A student makes a big mistake. His or her school is thoroughly investigating what has occurred. It is complicated. Meanwhile, other parents hear about it. Pretty soon the media get hold of the story, but not without all the facts. Juicy headlines appear.
Then, someone one has to be blamed – the school, the teachers, the parents, the peer group, the kids’ background, the media, or even the government. In search of even bigger ratings and hence advertising revenue, one media outlet publishes Facebook photos and messages of the students involved. Meanwhile, anonymous online bloggers have their say, often involving zero tolerance.
Fast and easy solutions are called for, like corporal punishment ‘as it never hurt me’, expulsion, body searches, more video surveillance, or public shaming at school assembly. Legal threats are made. Then the online trolls pounce with their bitter, spiteful and anonymous hate messages and death threats against the students. The students involved suffer enormous mental depression and have suicidal thoughts. The students are 14 years old. Yes, I made this story up. But, sadly, similar stories are regularly reported in the media.
At Carey, when a student makes a serious mistake which has a significant impact on the health, safety or wellbeing of others in our community, firstly it will be thoroughly investigated. Sometimes it can be resolved easily amongst the students and staff. But sometimes it requires a meeting to be held in my office or with one of the School section heads, with the student, parents and the pastoral care staff all present.
We clarify what has occurred. Within a restorative justice framework, we discuss how such a poor decision impacted on the wellbeing and safety of others, the School, and the student. We consider the School’s behaviour code and how it must be fairly implemented. We discuss punishment, but also care for the victims and for the perpetrator. Hopefully we can find an educational assignment so more learning can occur.
We ask the student how they can try to rectify the situation and what can be learnt from it. When the School, parents and student are working in alignment, the outcomes are superb. However, sometimes the outcome is poor and not what we hoped for, particularly if the parents or the student cannot accept responsibility and have a blame mentality.

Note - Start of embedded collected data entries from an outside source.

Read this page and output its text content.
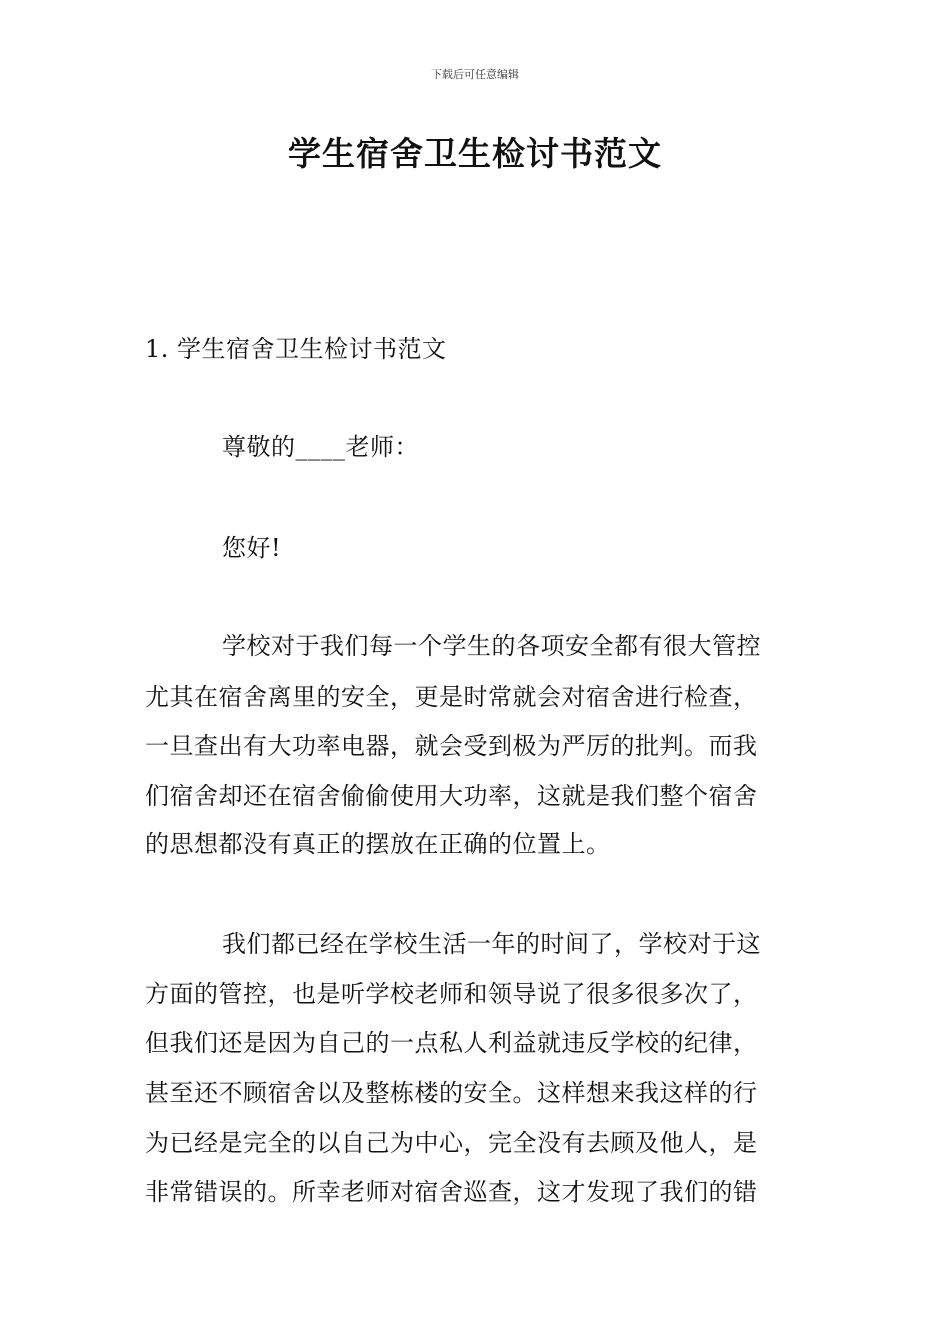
下载后可任意编辑
学生宿舍卫生检讨书范文
1. 学生宿舍卫生检讨书范文
尊敬的____老师：
您好!
学校对于我们每一个学生的各项安全都有很大管控
尤其在宿舍离里的安全，更是时常就会对宿舍进行检查，
一旦查出有大功率电器，就会受到极为严厉的批判。而我
们宿舍却还在宿舍偷偷使用大功率，这就是我们整个宿舍
的思想都没有真正的摆放在正确的位置上。
我们都已经在学校生活一年的时间了，学校对于这
方面的管控，也是听学校老师和领导说了很多很多次了，
但我们还是因为自己的一点私人利益就违反学校的纪律，
甚至还不顾宿舍以及整栋楼的安全。这样想来我这样的行
为已经是完全的以自己为中心，完全没有去顾及他人，是
非常错误的。所幸老师对宿舍巡查，这才发现了我们的错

I do not like blame. Blame often deflects people from accepting personal responsibility. Life is full of temptation. Starting with Genesis, should Adam and Eve blame God for the creation, the garden, and the temptation? Just like Adam and Eve, we are constantly tempted. However, we make our own decisions and have to accept the consequences of such decisions, both good and bad. I frequently remind students and, at times, their parents that students have rights. With rights come responsibilities. More important though there are the consequences associated from exercising those rights and responsibilities. Students must accept the consequences, however hard they may appear to be.
We must continue to trust our young people. We must give them the freedom to learn, to take risks, make mistakes, and then learn from the mistakes. As the Irish proverb says, ‘You have got to do your own growing, no matter how tall your grandfather was’.
Despite the fact when something goes wrong, it might appear easier and safer to ban them, ground them, or not trust them. We must not only allow them the chance to exercise their freedom, but also a chance to live with the consequences of a poor decision.
We hope your values and that of Carey will hold firm, because ultimately the decisions and consequences from exercising rights and responsibilities will be exercised not by you, the staff or me, but by your son or daughter.